The final use for religion is spiritual. It explains the questions that science can't answer. Why are we here? Where do we go after we die? For me, these questions aren't really that important, but I can see why they might be important to others. I was dead for billions of years before I was born, and I expect my afterlife to be much the same. Our existence in the universe is something that can probably never be satisfactorily explained, but the fact is we are here and have to make the best of it. I'm happy for religious people to use gods to answer these questions if it provides them with comfort and certainty. If it does this, then they have not outgrown religion and might not even need to do so.
So one out of four reasons for religion might still have validity, but I submit that for all the other reasons we have, or should have, outgrown religion in our lives.
After the talks had been given questions from the floor were invited and I was asked about mutual respect. Here is an approximation of my answer.
The fact that the five people on this panel disagree about certain things while agreeing about others but we can still have a discussion like this implies respect. The very idea of "interfaith" implies respect for the views of others. All of us can learn from what other people say and believe, and even though we might not agree with them we have to accept that they hold these beliefs sincerely. We are, after all, talking about something that can be neither proved nor disproved – the existence of gods. The very definition of faith means "belief without evidence".

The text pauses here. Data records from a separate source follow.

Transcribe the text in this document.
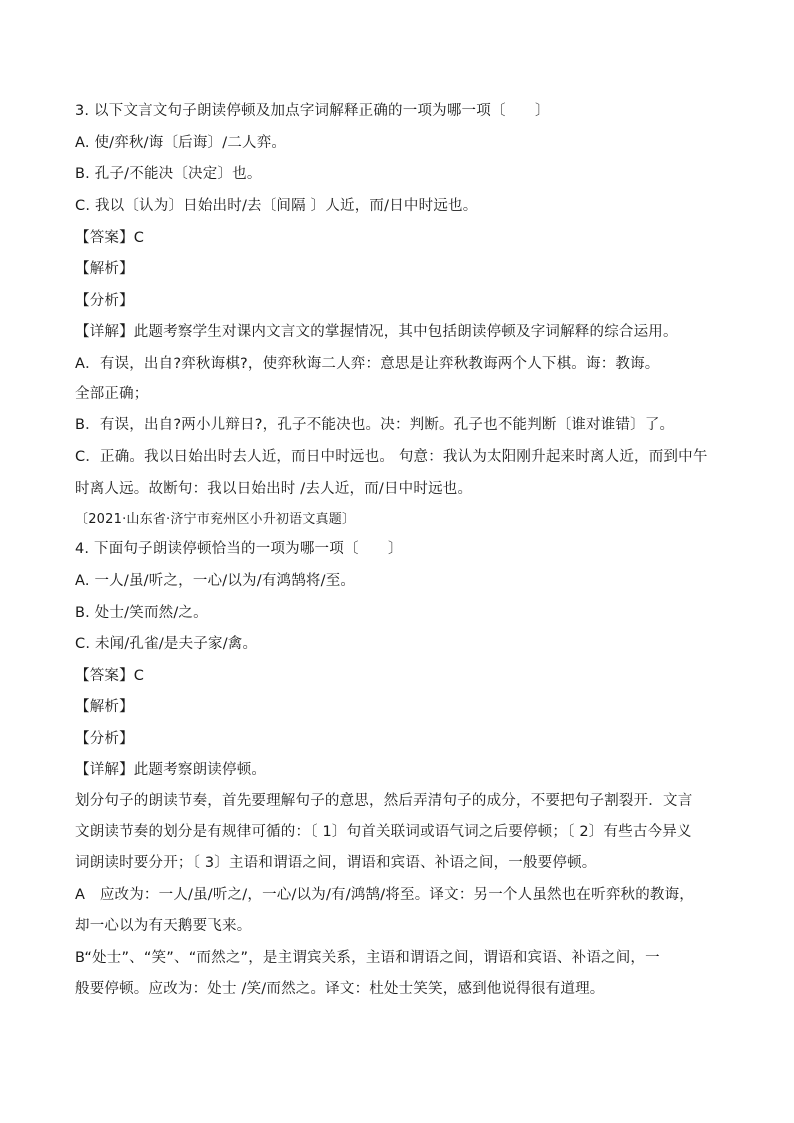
3. 以下文言文句子朗读停顿及加点字词解释正确的一项为哪一项〔　　〕
A. 使/弈秋/诲〔后诲〕/二人弈。
B. 孔子/不能决〔决定〕也。
C. 我以〔认为〕日始出时/去〔间隔 〕人近，而/日中时远也。
【答案】C
【解析】
【分析】
【详解】此题考察学生对课内文言文的掌握情况，其中包括朗读停顿及字词解释的综合运用。
A．有误，出自?弈秋诲棋?，使弈秋诲二人弈：意思是让弈秋教诲两个人下棋。诲：教诲。
全部正确；
B．有误，出自?两小儿辩日?，孔子不能决也。决：判断。孔子也不能判断〔谁对谁错〕了。
C．正确。我以日始出时去人近，而日中时远也。 句意：我认为太阳刚升起来时离人近，而到中午
时离人远。故断句：我以日始出时 /去人近，而/日中时远也。
〔2021·山东省·济宁市兖州区小升初语文真题〕
4. 下面句子朗读停顿恰当的一项为哪一项〔　　〕
A. 一人/虽/听之，一心/以为/有鸿鹄将/至。
B. 处士/笑而然/之。
C. 未闻/孔雀/是夫子家/禽。
【答案】C
【解析】
【分析】
【详解】此题考察朗读停顿。
划分句子的朗读节奏，首先要理解句子的意思，然后弄清句子的成分，不要把句子割裂开．文言
文朗读节奏的划分是有规律可循的：〔 1〕句首关联词或语气词之后要停顿；〔 2〕有些古今异义
词朗读时要分开；〔 3〕主语和谓语之间，谓语和宾语、补语之间，一般要停顿。
A　应改为：一人/虽/听之/，一心/以为/有/鸿鹄/将至。译文：另一个人虽然也在听弈秋的教诲，
却一心以为有天鹅要飞来。
B“处士”、“笑”、“而然之”，是主谓宾关系，主语和谓语之间，谓语和宾语、补语之间，一
般要停顿。应改为：处士 /笑/而然之。译文：杜处士笑笑，感到他说得很有道理。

While I don't believe in a god I have no problem with people who do, provided that they don't use their religion to harm anyone. (Remembering that nobody lives in total isolation from other people, so even matters which might seem to be intensely personal might still have bad effects on others.) I do, however, ask for respect in return. I find the suggestion that atheists must be totally immoral as offensive as I am sure religious people find generalisations about terrorism or witch burning. The fact that I derive my moral philosophy from different books is just an example of the diversity that humans exhibit. We all want the same things in life. We just have different ways of finding and explaining those things.